Três anos depois, em 1988 alcançou o grau de bacharel em Sacra Teologia na mesma Universidade. No mesmo ano obteve também o grau de Licenciatura em Filosofia pela Pontifícia Universidade Gregoriana de Roma.
Dois anos depois, isso em 1990 obteve o grau de Doutoramento em Filosofia pela Pontifícia Universidade Gregoriana de Roma. Foi Professor no Seminário Filosófico – Santo Agostinho da Matola – Maputo. Em 2010, integrou-se ao Departamento de Filosofia da Universidade Pedagógica de Moçambique, é Professor na Universidade Eduardo Mondlane. No estrangeiro é Professor convidado pelas Universidades Italianas de Bolonha e de Roma. É ainda Professor convidado pela Universidade Estadual da Bahia, no Brasil. Foi Professor associado ao Departamento de Antropologia e Sociologia da Universidade de Lausanne, na Suíça. Suas pesquisas situam-se principalmente na área de Antropologia, Pensamento Africano, Filosofia da Educação, Filosofia da História e Interculturalidade (2009, p. 01).
1.2. Principais obras
1.2.1. Por uma Dimensão Moçambicana da Consciência Histórica (1992)
Ngoenha exorta-nos nessa obra a pertinência da tomada de consciência com relação a historicidade, com principal enfoque na evolução histórica de Moçambique e de África em geral. Debruça-se também na obra sobre a questão do fim da história proferido por Francis Fukuyama e as suas implicações para o homem africano, visto que a história ocupa um lugar primordial entre os problemas que atormentam Moçambique, atendendo e considerando que será apartir dela irá se olhar o passado para melhor entender o presente, com mais conhecimento de causa e orientar-se para o futuro (NGOENHA, 1992, p. 07).
1.2.2. Das Independências às Liberdades (1993)
A obra surge num contexto em que urge a necessidade de uma reflexão sobre os conceitos Liberdade e Independência no panorama do pensamento africano, Severino Ngoenha discute a liberdade como a base da historicidade dos africanos, assinalando-a, também, como característica humana por excelência. O autor pretende, ao mesmo tempo, debater a questão do futuro nas sociedades africanas, num contexto em que os próprios africanos são chamados a ser mestres dos seus destinos, responsáveis pela construção de um futuro diferente.

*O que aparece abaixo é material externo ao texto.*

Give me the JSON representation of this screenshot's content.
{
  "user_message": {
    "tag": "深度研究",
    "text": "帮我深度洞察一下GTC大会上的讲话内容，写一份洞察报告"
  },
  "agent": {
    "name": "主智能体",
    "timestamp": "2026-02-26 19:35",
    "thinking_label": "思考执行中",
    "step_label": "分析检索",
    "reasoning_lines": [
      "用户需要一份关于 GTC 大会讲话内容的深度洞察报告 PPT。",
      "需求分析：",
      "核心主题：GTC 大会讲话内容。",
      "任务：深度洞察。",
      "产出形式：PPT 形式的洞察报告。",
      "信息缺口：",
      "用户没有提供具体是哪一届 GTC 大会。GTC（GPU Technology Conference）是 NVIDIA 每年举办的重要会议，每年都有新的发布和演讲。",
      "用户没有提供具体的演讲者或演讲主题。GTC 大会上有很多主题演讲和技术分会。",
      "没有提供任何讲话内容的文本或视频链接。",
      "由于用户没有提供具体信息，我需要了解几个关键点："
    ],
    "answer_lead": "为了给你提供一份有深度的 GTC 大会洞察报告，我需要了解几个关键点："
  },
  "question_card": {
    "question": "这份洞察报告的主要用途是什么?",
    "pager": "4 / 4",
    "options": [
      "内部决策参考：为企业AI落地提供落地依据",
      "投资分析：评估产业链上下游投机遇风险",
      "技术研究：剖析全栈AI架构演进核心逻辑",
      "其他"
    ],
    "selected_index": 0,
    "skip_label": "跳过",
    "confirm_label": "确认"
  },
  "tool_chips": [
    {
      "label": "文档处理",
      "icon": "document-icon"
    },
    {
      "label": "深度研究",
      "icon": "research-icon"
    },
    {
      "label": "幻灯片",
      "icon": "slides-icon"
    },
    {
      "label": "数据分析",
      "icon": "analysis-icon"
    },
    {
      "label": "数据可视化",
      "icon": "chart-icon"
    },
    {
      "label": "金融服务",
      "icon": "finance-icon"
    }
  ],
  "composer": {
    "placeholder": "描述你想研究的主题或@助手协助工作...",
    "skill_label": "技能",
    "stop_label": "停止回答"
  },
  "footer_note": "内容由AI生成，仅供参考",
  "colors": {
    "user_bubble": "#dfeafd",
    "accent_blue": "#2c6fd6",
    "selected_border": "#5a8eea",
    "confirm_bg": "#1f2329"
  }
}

O autor enaltece o papel da filosofia num contexto incipiente como o das nações africanas, marcado ainda pela dependência ideológica e, sobretudo, económica (1993, p. 08-09).
1.2.3. Os Tempos da Filosofia: Filosofia e Democracia Moçambicana (2004)
Com esta obra, Ngoenha pretende responder uma das questões que lhe fora colocada na Academia de Filosofia – Matola sobre qual seria o papel de um filósofo numa sociedade democrática. Para ele o papel do filósofo seria o de contribuir com ideias e reflexões para o melhoramento da sociedade. Desta forma, o autor nos traz a tona sobre os fundamentos de um pensar filosófico sobre a democracia em Moçambique, olhando para aquilo que é o processo político na sua actualidade. É nesta obra onde ele começa a trilhar a sua reflexão sob um Moçambique numa perspectiva democrática, Ngoenha inspirado nas ideias da coruja, vem a responder quase cinco anos depois, nas vésperas de outras eleições. Ngoenha precisava de tempo para pensar os fundamentos viáveis para tais respostas, porque a actividade filosófica é como a coruja, não é imediata, demora a chegar, mas quando chega, vem com boa nova, aliás, o mesmo aparece como uma das corujas da Minerva para iluminar a caminhada dos moçambicanos para a maior maximização das liberdades individuais e colectivas (2004, p. 08). 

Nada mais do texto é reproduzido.